Cryoshift
Author : Kaj Sotala
Case #6-694-39245: Michael Jones.
Born September 5, 1993. Died and suspended July 8, 2012. Looks ordinary – stabbed in a drunken bar brawl, lay bleeding on the ground for a couple of hours before people noticed. Dead before reaching the hospital. No “do not suspend” order on file, so he was placed in cryogenic suspension. Ten percent of his property was left to grow an interest, with the rest divided to his relatives, as per the law.
As the nanobots thaw through the vitrification, I study their survey of his brain. As you’d expect from somebody dead for hours before suspension, the major structures are intact, but a lot of the fine detail has been lost. Only a rough image of Michael Jones.
Fortunately, there’s other information to work with. Jones was a bit of a hermit, so what’s usually the most useful source comes up nearly dry. Of the people who’ve given permission to access their memories, only six remember knowing him, none very well. Still, their memories are useful – his speech patterns, impressions of his body language. From over a billion ways to reconstruct his cerebellum and motor cortex, this narrows down the alternatives to about half a million. I choose the most probable alternative.
Online is the next source. Data harvested by ECHELON, e-mails that’ve passed through GMail, customer information from banks and store chains – the law gives us access to all of it.
I find a blog he used to keep, several e-mails sent to different mailing lists. I track the change in personality over several years of online presence, build a model of how he might have evolved into what he was. In one blog post he passingly mentions a game convention – the date of the posting, as well as the location of the event, match one fragmented set of memories I found earlier. I fill in missing details from the memories of other people who were there, pull up the convention schedule and calculate the events he was the most likely to have been attending. Suddenly a lot of nearly destroyed memory cues make sense, helping reconstruct a unique experience. We always start from a person’s own remaining memories, filling in material from other sources only when we have to.
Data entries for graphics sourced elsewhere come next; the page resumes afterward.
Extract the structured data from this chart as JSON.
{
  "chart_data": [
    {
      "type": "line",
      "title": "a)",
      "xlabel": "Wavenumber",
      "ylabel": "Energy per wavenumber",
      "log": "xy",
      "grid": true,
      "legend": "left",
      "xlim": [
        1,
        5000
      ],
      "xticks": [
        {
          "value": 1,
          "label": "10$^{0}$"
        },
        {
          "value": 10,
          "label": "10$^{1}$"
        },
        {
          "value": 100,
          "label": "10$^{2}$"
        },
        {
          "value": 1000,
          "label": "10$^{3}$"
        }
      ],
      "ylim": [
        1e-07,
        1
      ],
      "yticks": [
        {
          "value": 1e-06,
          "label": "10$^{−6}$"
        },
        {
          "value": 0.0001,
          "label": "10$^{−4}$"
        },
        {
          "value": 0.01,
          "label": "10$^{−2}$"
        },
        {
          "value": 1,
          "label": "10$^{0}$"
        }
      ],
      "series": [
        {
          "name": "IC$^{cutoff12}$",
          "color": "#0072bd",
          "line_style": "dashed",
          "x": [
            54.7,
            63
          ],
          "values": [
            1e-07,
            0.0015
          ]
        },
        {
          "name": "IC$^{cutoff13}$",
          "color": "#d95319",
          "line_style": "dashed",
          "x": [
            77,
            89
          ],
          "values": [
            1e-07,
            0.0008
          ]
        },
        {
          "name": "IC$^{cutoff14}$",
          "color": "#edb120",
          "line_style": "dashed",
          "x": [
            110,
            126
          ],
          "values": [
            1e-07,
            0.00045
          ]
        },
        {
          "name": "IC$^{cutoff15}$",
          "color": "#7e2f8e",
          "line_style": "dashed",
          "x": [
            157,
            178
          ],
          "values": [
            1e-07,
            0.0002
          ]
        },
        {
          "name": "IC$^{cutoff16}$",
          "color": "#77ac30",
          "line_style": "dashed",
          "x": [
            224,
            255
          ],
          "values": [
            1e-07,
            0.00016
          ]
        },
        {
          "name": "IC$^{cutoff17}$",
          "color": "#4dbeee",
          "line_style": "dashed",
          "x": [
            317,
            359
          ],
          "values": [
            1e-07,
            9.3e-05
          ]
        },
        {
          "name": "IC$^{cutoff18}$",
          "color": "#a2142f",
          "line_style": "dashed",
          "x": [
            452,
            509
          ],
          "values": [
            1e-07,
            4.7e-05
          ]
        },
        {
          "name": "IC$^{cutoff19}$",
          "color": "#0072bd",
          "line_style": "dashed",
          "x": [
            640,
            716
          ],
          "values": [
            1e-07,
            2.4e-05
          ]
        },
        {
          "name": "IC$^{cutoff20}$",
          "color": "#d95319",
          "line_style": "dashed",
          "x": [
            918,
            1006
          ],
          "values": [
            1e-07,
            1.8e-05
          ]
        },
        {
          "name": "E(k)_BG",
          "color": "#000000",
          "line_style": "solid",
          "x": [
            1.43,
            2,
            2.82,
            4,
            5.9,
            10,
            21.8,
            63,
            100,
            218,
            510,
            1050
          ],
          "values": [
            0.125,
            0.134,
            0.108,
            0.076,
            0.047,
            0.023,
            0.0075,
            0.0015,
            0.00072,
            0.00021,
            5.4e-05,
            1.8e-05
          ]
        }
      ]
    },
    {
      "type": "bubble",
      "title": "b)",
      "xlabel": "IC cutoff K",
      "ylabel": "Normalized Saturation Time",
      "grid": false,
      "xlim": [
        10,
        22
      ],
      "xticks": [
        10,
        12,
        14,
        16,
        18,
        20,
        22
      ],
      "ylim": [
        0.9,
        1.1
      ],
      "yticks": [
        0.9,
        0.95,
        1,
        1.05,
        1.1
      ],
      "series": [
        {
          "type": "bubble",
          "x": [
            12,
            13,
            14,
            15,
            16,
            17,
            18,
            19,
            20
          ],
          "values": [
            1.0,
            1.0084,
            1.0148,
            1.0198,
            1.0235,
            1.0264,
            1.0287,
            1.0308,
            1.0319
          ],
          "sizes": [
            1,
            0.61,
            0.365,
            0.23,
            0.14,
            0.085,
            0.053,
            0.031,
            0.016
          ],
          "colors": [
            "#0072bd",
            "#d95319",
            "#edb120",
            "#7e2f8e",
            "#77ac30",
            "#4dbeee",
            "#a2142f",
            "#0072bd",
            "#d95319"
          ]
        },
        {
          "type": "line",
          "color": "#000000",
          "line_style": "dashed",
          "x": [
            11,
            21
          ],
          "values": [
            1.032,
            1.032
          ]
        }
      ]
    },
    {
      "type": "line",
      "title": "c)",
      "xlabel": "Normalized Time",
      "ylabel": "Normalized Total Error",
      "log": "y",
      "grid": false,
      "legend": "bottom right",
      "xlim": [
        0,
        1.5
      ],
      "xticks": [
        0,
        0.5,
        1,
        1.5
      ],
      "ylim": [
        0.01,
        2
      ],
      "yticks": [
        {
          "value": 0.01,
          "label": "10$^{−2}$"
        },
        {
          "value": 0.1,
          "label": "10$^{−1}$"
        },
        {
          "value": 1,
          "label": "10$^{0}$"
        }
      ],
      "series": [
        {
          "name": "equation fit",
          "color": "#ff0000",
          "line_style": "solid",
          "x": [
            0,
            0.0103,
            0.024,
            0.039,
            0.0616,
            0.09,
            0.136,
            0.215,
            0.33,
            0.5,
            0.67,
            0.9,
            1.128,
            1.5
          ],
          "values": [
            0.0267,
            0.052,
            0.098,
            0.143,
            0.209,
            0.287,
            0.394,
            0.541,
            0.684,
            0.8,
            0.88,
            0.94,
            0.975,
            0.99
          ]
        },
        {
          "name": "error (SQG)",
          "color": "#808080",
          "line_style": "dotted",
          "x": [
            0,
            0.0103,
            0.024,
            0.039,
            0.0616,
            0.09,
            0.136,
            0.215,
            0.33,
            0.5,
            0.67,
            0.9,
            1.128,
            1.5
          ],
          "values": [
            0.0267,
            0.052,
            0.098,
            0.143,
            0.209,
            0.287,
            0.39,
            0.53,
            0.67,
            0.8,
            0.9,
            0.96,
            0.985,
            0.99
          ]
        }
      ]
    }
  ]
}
There’s one set of memories with a lot of associations – an important one for his psyche, but I can’t figure out its exact contents. An online search reveals it must be the death of his dog as a child. I can’t determine the color of the dog’s eyes, but I know that he would have remembered it, so I call up the genetic database for that breed and choose the most likely one. Green.
After making sure my model of him would’ve bought all the things his debit card history says he did, I estimate I’m getting a 92% accuracy. Some things we always fudge in a better direction – the algorithms are biased to make people a bit more alturistic and kind. Society is different now, so we always make them more receptive to change.
I finish compiling the map of his rebuilt brain, and give the nanobots the order to implement. The rest of his body has already been rebuilt, with all of his minor ailments cured while at it. Soon, he will awaken to a new life – not the same as he once was, but it wouldn’t be a rebirth if you didn’t change, would it?
In the meanwhile, I turn my attention to the next case.